[EDITORIALS]Saving the pension fundThe Korea Development Institute recently released an analysis that the National Pension Fund will be exhausted by 2041 should it be left to operate according to today’s standards. The state-run think tank’s predicted time is six years earlier than the government’s. A one-percent drop in the fund’s operating profit rate equals a 160 trillion won ($152 trillion) loss in returns and with interest rates falling, reforms are urgent, the institute said.
Due to the high-payout, low-premium design, expenditures will exceed income beginning in 2036. Alternatives include increasing taxes, which will add to the burden of our descendants, or giving up on the pension fund altogether. Considering the falling birth rate and the lack of adequate social welfare systems, both must be avoided.
The pension fund must ensure profitability and people must pay reasonable premiums for rational payouts. A reform bill is pending that would lower the guaranteed percentage of average income before retirement in annuities, from 60 percent to 50 percent and raise premiums in 2010. But the Assembly has been slow to act, fearing a voter backlash. With the number of people eligible for pension funds increasing every day, it will become increasingly difficult to fix the problem and losses will grow if pension reforms are delayed. If politicians can’t come up with an alternative to the current idea, they should not, like cowards, hide from the problem but pass the bill.

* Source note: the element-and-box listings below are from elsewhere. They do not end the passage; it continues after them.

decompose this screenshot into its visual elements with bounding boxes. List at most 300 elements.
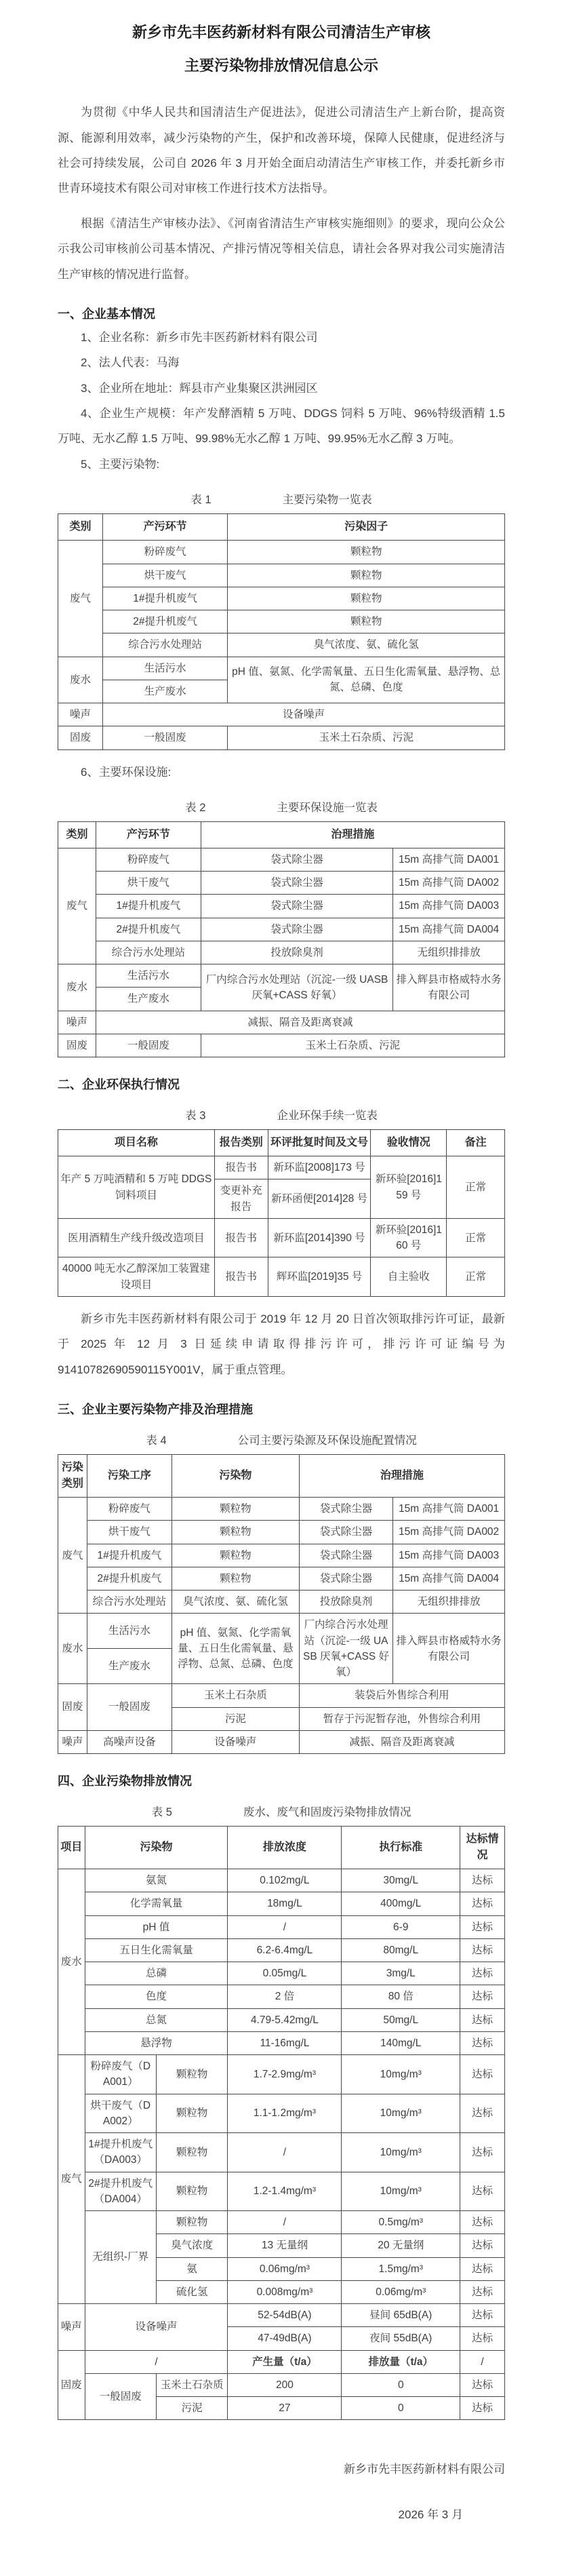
table-cell: 达标 [460,2373,505,2396]
permit-paragraph: 新乡市先丰医药新材料有限公司于 2019 年 12 月 20 日首次领取排污许可证，最新于 2025 年 12 月 3 日延续申请取得排污许可，排污许可证编号为 91410782690590115Y001V，属于重点管理。 [58,1312,505,1376]
table-cell: 暂存于污泥暂存池，外售综合利用 [299,1707,504,1730]
intro-paragraph: 为贯彻《中华人民共和国清洁生产促进法》，促进公司清洁生产上新台阶，提高资源、能源利用效率，减少污染物的产生，保护和改善环境，保障人民健康，促进经济与社会可持续发展，公司自 2026 年 3 月开始全面启动清洁生产审核工作，并委托新乡市世青环境技术有限公司对审核工作进行技术方法指导。 [58,106,505,195]
table-cell: 烘干废气 [87,1521,172,1544]
table-cell: 报告书 [214,1257,268,1297]
table-row [58,1498,505,1521]
table-cell: 1.7-2.9mg/m³ [228,2055,342,2094]
table-cell: 颗粒物 [172,1567,300,1590]
table-cell: 达标 [460,2280,505,2303]
table-row [58,610,505,633]
table-row [58,587,505,610]
table-row [58,1257,505,1297]
table-cell: 达标 [460,1962,505,1985]
table-cell: 一般固废 [85,2373,156,2420]
table-cell: 15m 高排气筒 DA004 [393,1567,505,1590]
table-cell: 颗粒物 [228,610,505,633]
table-cell: 0.102mg/L [228,1869,342,1892]
table-cell: 正常 [447,1257,505,1297]
table-row [58,872,505,895]
category-cell: 固废 [58,1034,96,1057]
table-cell: 0.008mg/m³ [228,2280,342,2303]
table3-caption-number: 表 3 [185,1110,206,1123]
table5-emission-status [58,1826,505,2420]
table-row [58,1962,505,1985]
table-cell: 达标 [460,1869,505,1892]
table-row [58,657,505,680]
table-cell: 减振、隔音及距离衰减 [299,1730,504,1753]
table-cell: 10mg/m³ [342,2133,460,2172]
table-cell: / [228,1915,342,1938]
table-cell: 装袋后外售综合利用 [299,1684,504,1707]
table-cell: 生产废水 [87,1649,172,1684]
table2-caption [58,798,505,815]
table-row [58,2373,505,2396]
table-cell: 1#提升机废气 [102,587,228,610]
table-cell: 15m 高排气筒 DA003 [393,895,505,918]
table1-main-pollutants [58,513,505,749]
table-cell: 玉米土石杂质 [156,2373,227,2396]
table1-caption-number: 表 1 [190,494,212,507]
table-cell: 总磷 [85,1962,228,1985]
table-cell: / [85,2350,228,2373]
table-cell: 污泥 [172,1707,300,1730]
category-cell: 废水 [58,657,103,703]
table-cell: 颗粒物 [156,2133,227,2172]
header-cell: 项目 [58,1827,85,1869]
table-cell: 粉碎废气 [87,1498,172,1521]
table-row [58,564,505,587]
table-row [58,1915,505,1938]
table-cell: 生活污水 [87,1614,172,1649]
table4-caption-title: 公司主要污染源及环保设施配置情况 [237,1435,417,1447]
table-cell: 200 [228,2373,342,2396]
table-cell: 0.06mg/m³ [228,2257,342,2280]
table-cell: / [460,2350,505,2373]
table-cell: pH 值、氨氮、化学需氧量、五日生化需氧量、悬浮物、总氮、总磷、色度 [172,1614,300,1684]
table-cell: 2#提升机废气 [96,918,201,941]
list-item-env-facilities: 6、主要环保设施: [81,765,172,779]
header-cell: 产污环节 [102,514,228,541]
table-cell: 2#提升机废气（DA004） [85,2172,156,2211]
table-cell: 颗粒物 [228,587,505,610]
table-row [58,1730,505,1753]
table-row [58,541,505,564]
table-cell: 排入辉县市格威特水务有限公司 [393,964,505,1011]
basis-paragraph: 根据《清洁生产审核办法》、《河南省清洁生产审核实施细则》的要求，现向公众公示我公司审核前公司基本情况、产排污情况等相关信息，请社会各界对我公司实施清洁生产审核的情况进行监督。 [58,216,505,281]
table-cell: 投放除臭剂 [201,941,392,964]
table-cell: 袋式除尘器 [201,848,392,871]
table-cell: 玉米土石杂质、污泥 [201,1034,504,1057]
table-cell: 10mg/m³ [342,2055,460,2094]
header-cell: 达标情况 [460,1827,505,1869]
table-cell: 产生量（t/a） [228,2350,342,2373]
table-row [58,895,505,918]
table-cell: 2#提升机废气 [102,610,228,633]
table-cell: / [228,2211,342,2234]
header-cell: 污染物 [172,1455,300,1498]
table-cell: / [228,2133,342,2172]
table-cell: 达标 [460,2008,505,2031]
table-cell: 10mg/m³ [342,2094,460,2133]
table-cell: 氨 [156,2257,227,2280]
table-cell: 新环验[2016]159 号 [371,1156,447,1219]
header-cell: 验收情况 [371,1130,447,1156]
table-cell: 玉米土石杂质 [172,1684,300,1707]
category-cell: 固废 [58,2350,85,2420]
table-cell: 140mg/L [342,2031,460,2054]
table-cell: 排入辉县市格威特水务有限公司 [393,1614,505,1684]
table-cell: 袋式除尘器 [299,1567,392,1590]
table-cell: 80mg/L [342,1938,460,1962]
table-cell: 0 [342,2397,460,2420]
table-cell: 0.5mg/m³ [342,2211,460,2234]
list-item-address: 3、企业所在地址：辉县市产业集聚区洪洲园区 [81,381,318,395]
table3-caption-title: 企业环保手续一览表 [277,1110,378,1123]
table-cell: 色度 [85,1985,228,2008]
table-cell: 综合污水处理站 [87,1591,172,1614]
table-cell: 1#提升机废气 [96,895,201,918]
table-cell: 袋式除尘器 [299,1544,392,1567]
table2-caption-title: 主要环保设施一览表 [277,801,378,814]
table-cell: 粉碎废气 [102,541,228,564]
table-row [58,1011,505,1034]
table-cell: pH 值 [85,1915,228,1938]
table-cell: 400mg/L [342,1892,460,1915]
table-cell: 颗粒物 [156,2055,227,2094]
table-cell: 1#提升机废气（DA003） [85,2133,156,2172]
table-row [58,2133,505,2172]
category-cell: 废水 [58,1614,87,1684]
table-row [58,1218,505,1257]
table-cell: 厂内综合污水处理站（沉淀-一级 UASB 厌氧+CASS 好氧） [201,964,392,1011]
table-cell: 厂内综合污水处理站（沉淀-一级 UASB 厌氧+CASS 好氧） [299,1614,392,1684]
table-cell: 医用酒精生产线升级改造项目 [58,1218,215,1257]
table-cell: 昼间 65dB(A) [342,2304,460,2327]
table-cell: 变更补充报告 [214,1179,268,1219]
category-cell: 固废 [58,1684,87,1731]
table-cell: 设备噪声 [172,1730,300,1753]
table-cell: 综合污水处理站 [102,633,228,657]
table4-pollution-sources [58,1454,505,1754]
table-cell: 15m 高排气筒 DA001 [393,848,505,871]
table-cell: 15m 高排气筒 DA002 [393,872,505,895]
table-cell: 达标 [460,2257,505,2280]
table-cell: 80 倍 [342,1985,460,2008]
table-row [58,1892,505,1915]
table4-caption [58,1431,505,1447]
section3-heading: 三、企业主要污染物产排及治理措施 [58,1403,253,1417]
category-cell: 废气 [58,848,96,964]
list-item-scale: 4、企业生产规模：年产发酵酒精 5 万吨、DDGS 饲料 5 万吨、96%特级酒精 1.5 万吨、无水乙醇 1.5 万吨、99.98%无水乙醇 1 万吨、99.95%无水乙醇 3 万吨。 [58,407,505,446]
table-cell: 减振、隔音及距离衰减 [96,1011,505,1034]
table-cell: 11-16mg/L [228,2031,342,2054]
table-row [58,1567,505,1590]
header-cell: 类别 [58,514,103,541]
table-cell: 氨氮 [85,1869,228,1892]
section1-heading: 一、企业基本情况 [58,307,155,321]
category-cell: 废气 [58,2055,85,2304]
table-cell: 50mg/L [342,2008,460,2031]
table-cell: 30mg/L [342,1869,460,1892]
table-row [58,2055,505,2094]
table-row [58,1684,505,1707]
table-cell: 15m 高排气筒 DA001 [393,1498,505,1521]
section4-heading: 四、企业污染物排放情况 [58,1774,192,1789]
table-cell: 总氮 [85,2008,228,2031]
table-cell: 排放量（t/a） [342,2350,460,2373]
table5-caption [58,1803,505,1819]
table-cell: 年产 5 万吨酒精和 5 万吨 DDGS 饲料项目 [58,1156,215,1219]
header-cell: 项目名称 [58,1130,215,1156]
table-row [58,2094,505,2133]
table-cell: 硫化氢 [156,2280,227,2303]
category-cell: 噪声 [58,2304,85,2351]
header-cell: 治理措施 [299,1455,504,1498]
table-cell: 袋式除尘器 [299,1498,392,1521]
table-header-row [58,1827,505,1869]
table-cell: 高噪声设备 [87,1730,172,1753]
table-cell: 20 无量纲 [342,2234,460,2257]
table-row [58,1985,505,2008]
table-cell: 达标 [460,2055,505,2094]
table-row [58,2350,505,2373]
footer-company-name: 新乡市先丰医药新材料有限公司 [344,2463,505,2476]
table-row [58,1614,505,1649]
table-cell: 设备噪声 [85,2304,228,2351]
header-cell: 污染类别 [58,1455,87,1498]
table-cell: 悬浮物 [85,2031,228,2054]
table-row [58,2304,505,2327]
table5-caption-title: 废水、废气和固废污染物排放情况 [243,1806,411,1819]
category-cell: 固废 [58,726,103,749]
table3-env-procedures [58,1129,505,1297]
header-cell: 产污环节 [96,821,201,848]
table-cell: 颗粒物 [228,564,505,587]
table-row [58,703,505,726]
table-header-row [58,1455,505,1498]
table-cell: 臭气浓度、氨、硫化氢 [228,633,505,657]
header-cell: 执行标准 [342,1827,460,1869]
table-cell: 袋式除尘器 [201,872,392,895]
table-cell: 达标 [460,2234,505,2257]
table-cell: 13 无量纲 [228,2234,342,2257]
table-cell: 40000 吨无水乙醇深加工装置建设项目 [58,1257,215,1297]
table-cell: 臭气浓度 [156,2234,227,2257]
table-cell: 辉环监[2019]35 号 [268,1257,371,1297]
table-cell: 设备噪声 [102,703,504,726]
header-cell: 类别 [58,821,96,848]
table5-caption-number: 表 5 [151,1806,172,1819]
table-cell: 一般固废 [102,726,228,749]
table-row [58,1544,505,1567]
table-cell: 0 [342,2373,460,2396]
table-cell: 正常 [447,1218,505,1257]
table-cell: 无组织排排放 [393,941,505,964]
header-cell: 报告类别 [214,1130,268,1156]
table-cell: 正常 [447,1156,505,1219]
table2-caption-number: 表 2 [185,801,206,814]
table-row [58,848,505,871]
title-line-1: 新乡市先丰医药新材料有限公司清洁生产审核 [132,24,430,41]
list-item-main-pollutants: 5、主要污染物: [81,457,160,471]
table-cell: 达标 [460,1915,505,1938]
footer-date: 2026 年 3 月 [398,2508,463,2522]
table-cell: 52-54dB(A) [228,2304,342,2327]
table-cell: 粉碎废气（DA001） [85,2055,156,2094]
table-header-row [58,514,505,541]
table-cell: 一般固废 [96,1034,201,1057]
category-cell: 废水 [58,964,96,1011]
list-item-legal-rep: 2、法人代表：马海 [81,356,180,370]
table-cell: 18mg/L [228,1892,342,1915]
table-cell: 颗粒物 [228,541,505,564]
table-cell: 4.79-5.42mg/L [228,2008,342,2031]
table-cell: 新环监[2008]173 号 [268,1156,371,1179]
table-cell: 新环监[2014]390 号 [268,1218,371,1257]
table-cell: 无组织-厂界 [85,2211,156,2304]
table-cell: 1.2-1.4mg/m³ [228,2172,342,2211]
table-cell: 新环函便[2014]28 号 [268,1179,371,1219]
table-cell: 颗粒物 [172,1521,300,1544]
table-cell: 袋式除尘器 [201,918,392,941]
table-cell: 达标 [460,1892,505,1915]
table-cell: 污泥 [156,2397,227,2420]
table-cell: 生产废水 [96,988,201,1011]
header-cell: 污染工序 [87,1455,172,1498]
table-cell: 6.2-6.4mg/L [228,1938,342,1962]
header-cell: 污染因子 [228,514,505,541]
header-cell: 环评批复时间及文号 [268,1130,371,1156]
table-cell: 达标 [460,2133,505,2172]
table-cell: 达标 [460,2172,505,2211]
table-cell: 臭气浓度、氨、硫化氢 [172,1591,300,1614]
category-cell: 噪声 [58,703,103,726]
table-cell: 颗粒物 [172,1544,300,1567]
table-cell: 化学需氧量 [85,1892,228,1915]
table-cell: 生活污水 [102,657,228,680]
table-cell: 15m 高排气筒 DA002 [393,1521,505,1544]
category-cell: 噪声 [58,1011,96,1034]
table-cell: 27 [228,2397,342,2420]
table-cell: 颗粒物 [156,2211,227,2234]
table3-caption [58,1106,505,1123]
table-cell: 综合污水处理站 [96,941,201,964]
table-cell: 2 倍 [228,1985,342,2008]
table-row [58,1938,505,1962]
table-cell: 达标 [460,1938,505,1962]
table-cell: 3mg/L [342,1962,460,1985]
table-row [58,2008,505,2031]
document-footer [58,2459,505,2522]
table-row [58,633,505,657]
table-cell: 达标 [460,1985,505,2008]
table-cell: 1.5mg/m³ [342,2257,460,2280]
category-cell: 废气 [58,541,103,657]
title-line-2: 主要污染物排放情况信息公示 [184,56,378,74]
table-cell: 达标 [460,2327,505,2350]
table-cell: 无组织排排放 [393,1591,505,1614]
table-cell: 一般固废 [87,1684,172,1731]
table2-env-facilities [58,821,505,1057]
table-cell: 47-49dB(A) [228,2327,342,2350]
category-cell: 噪声 [58,1730,87,1753]
table-cell: 15m 高排气筒 DA003 [393,1544,505,1567]
table-cell: 烘干废气 [96,872,201,895]
table-cell: 达标 [460,2397,505,2420]
header-cell: 治理措施 [201,821,504,848]
header-cell: 污染物 [85,1827,228,1869]
table-header-row [58,821,505,848]
table-row [58,1591,505,1614]
table-header-row [58,1130,505,1156]
table-cell: 0.05mg/L [228,1962,342,1985]
table-cell: 投放除臭剂 [299,1591,392,1614]
table-cell: 生产废水 [102,680,228,703]
category-cell: 废水 [58,1869,85,2055]
table-cell: 0.06mg/m³ [342,2280,460,2303]
table-cell: pH 值、氨氮、化学需氧量、五日生化需氧量、悬浮物、总氮、总磷、色度 [228,657,505,703]
header-cell: 备注 [447,1130,505,1156]
table-cell: 报告书 [214,1156,268,1179]
table-cell: 烘干废气（DA002） [85,2094,156,2133]
table-cell: 报告书 [214,1218,268,1257]
list-item-company-name: 1、企业名称：新乡市先丰医药新材料有限公司 [81,330,318,344]
table-cell: 达标 [460,2094,505,2133]
table-cell: 达标 [460,2031,505,2054]
table-row [58,2211,505,2234]
table-row [58,918,505,941]
table-cell: 五日生化需氧量 [85,1938,228,1962]
header-cell: 排放浓度 [228,1827,342,1869]
table-cell: 颗粒物 [172,1498,300,1521]
table-cell: 颗粒物 [156,2094,227,2133]
table-cell: 2#提升机废气 [87,1567,172,1590]
table4-caption-number: 表 4 [146,1435,167,1447]
table-row [58,964,505,988]
table-row [58,1034,505,1057]
table-row [58,1869,505,1892]
table-cell: 达标 [460,2304,505,2327]
table-row [58,1156,505,1179]
table-cell: 粉碎废气 [96,848,201,871]
table-cell: 6-9 [342,1915,460,1938]
table-cell: 1#提升机废气 [87,1544,172,1567]
table-cell: 达标 [460,2211,505,2234]
table-cell: 袋式除尘器 [299,1521,392,1544]
table-cell: 自主验收 [371,1257,447,1297]
table-row [58,941,505,964]
table-row [58,1521,505,1544]
table1-caption-title: 主要污染物一览表 [282,494,372,507]
table-cell: 1.1-1.2mg/m³ [228,2094,342,2133]
table-cell: 颗粒物 [156,2172,227,2211]
table-cell: 烘干废气 [102,564,228,587]
table-row [58,726,505,749]
table-cell: 袋式除尘器 [201,895,392,918]
table-cell: 15m 高排气筒 DA004 [393,918,505,941]
section2-heading: 二、企业环保执行情况 [58,1078,180,1092]
table-row [58,2172,505,2211]
table-cell: 生活污水 [96,964,201,988]
category-cell: 废气 [58,1498,87,1614]
table-cell: 玉米土石杂质、污泥 [228,726,505,749]
table1-caption [58,490,505,507]
table-row [58,2031,505,2054]
table-cell: 10mg/m³ [342,2172,460,2211]
document-title [58,23,505,75]
table-cell: 新环验[2016]160 号 [371,1218,447,1257]
table-cell: 夜间 55dB(A) [342,2327,460,2350]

Improving the fund’s asset investment profitability without damaging its stability is another urgent task. Some 90 percent of total operation funds are currently invested in low-risk bonds. While operational funds are projected to exceed 600 trillion, maybe even 1,000 trillion won, in the near future, the size of the market for low-risk domestic government and local bonds is a mere 142 trillion won. The market is already deranged from the National Pension Fund’s near-monopoly and if future investments are made in similar fashion, there will be nowhere to invest the pension fund. Depositing the fund in banks is also not viable as real interest rates are recording minus levels. Bond-yield levels have also dropped from annual profits of 12 percent ten years ago to 7.8 percent last year. A rational alternative must be found.
The fund is the future of the people and cannot fail due to irresponsibility and unreasonable objections.